I can hardly breathe after he’s done speaking. “You love me?”
“Is that all you heard?” He laughs. “Yes, I love you, Jemma with a J. From the moment I met you, I knew you were the one. You set my world on fire. You make me want to be a better man. And now I want to be better for our child. I know neither of us asked for this, but it’s happening one way or another, and I want to be part of every second of it. I want to do this with you.”
I rub my thumb along his cheek and cup the side of his face. “I love you, too, Trent. And I’m glad we’re doing this together.”
He smiles, a real one this time, not one of his boyish smirks. “Me, too.”
And then he lifts me, so my feet are off the floor, and he’s whisking me around the dance floor like I weigh nothing.

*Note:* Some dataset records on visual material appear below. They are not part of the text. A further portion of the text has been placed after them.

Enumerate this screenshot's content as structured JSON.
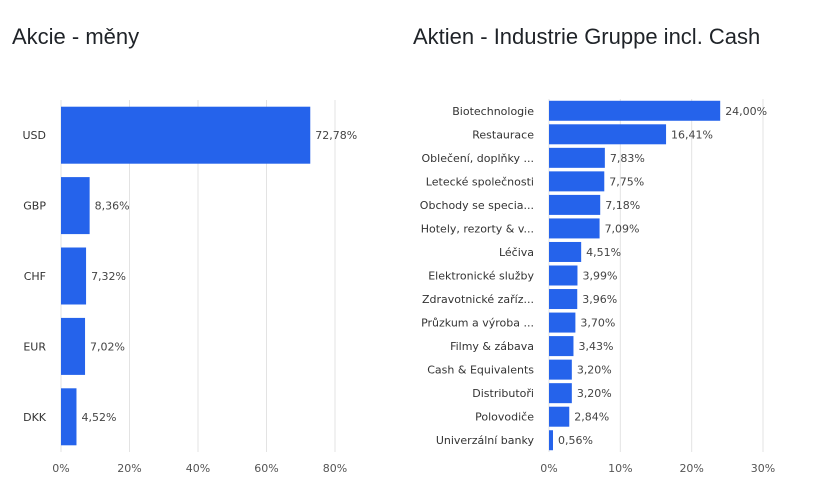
{
  "chart_data": [
    {
      "type": "bar",
      "orientation": "horizontal",
      "title": "Akcie - měny",
      "categories": [
        "USD",
        "GBP",
        "CHF",
        "EUR",
        "DKK"
      ],
      "values": [
        72.78,
        8.36,
        7.32,
        7.02,
        4.52
      ],
      "value_labels": [
        "72,78%",
        "8,36%",
        "7,32%",
        "7,02%",
        "4,52%"
      ],
      "xlim": [
        0,
        80
      ],
      "x_ticks": [
        0,
        20,
        40,
        60,
        80
      ],
      "x_tick_labels": [
        "0%",
        "20%",
        "40%",
        "60%",
        "80%"
      ],
      "grid": true,
      "bar_color": "#2563eb"
    },
    {
      "type": "bar",
      "orientation": "horizontal",
      "title": "Aktien - Industrie Gruppe incl. Cash",
      "categories": [
        "Biotechnologie",
        "Restaurace",
        "Oblečení, doplňky ...",
        "Letecké společnosti",
        "Obchody se specia...",
        "Hotely, rezorty & v...",
        "Léčiva",
        "Elektronické služby",
        "Zdravotnické zaříz...",
        "Průzkum a výroba ...",
        "Filmy & zábava",
        "Cash & Equivalents",
        "Distributoři",
        "Polovodiče",
        "Univerzální banky"
      ],
      "values": [
        24.0,
        16.41,
        7.83,
        7.75,
        7.18,
        7.09,
        4.51,
        3.99,
        3.96,
        3.7,
        3.43,
        3.2,
        3.2,
        2.84,
        0.56
      ],
      "value_labels": [
        "24,00%",
        "16,41%",
        "7,83%",
        "7,75%",
        "7,18%",
        "7,09%",
        "4,51%",
        "3,99%",
        "3,96%",
        "3,70%",
        "3,43%",
        "3,20%",
        "3,20%",
        "2,84%",
        "0,56%"
      ],
      "xlim": [
        0,
        30
      ],
      "x_ticks": [
        0,
        10,
        20,
        30
      ],
      "x_tick_labels": [
        "0%",
        "10%",
        "20%",
        "30%"
      ],
      "grid": true,
      "bar_color": "#2563eb"
    }
  ]
}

I rest my head against his chest, drinking in his musky scent as he makes me feel like the only girl in the world. The only girl in his world.
Thirty-Two
Jemma
Two months later
The rink is packed. A chill runs down my arms, causing my teeth to chatter. Even after months of watching Trent play hockey, I still haven’t gotten used to the cold. With the lives growing inside me, I’m always hot now, but not when I’m this close to the ice.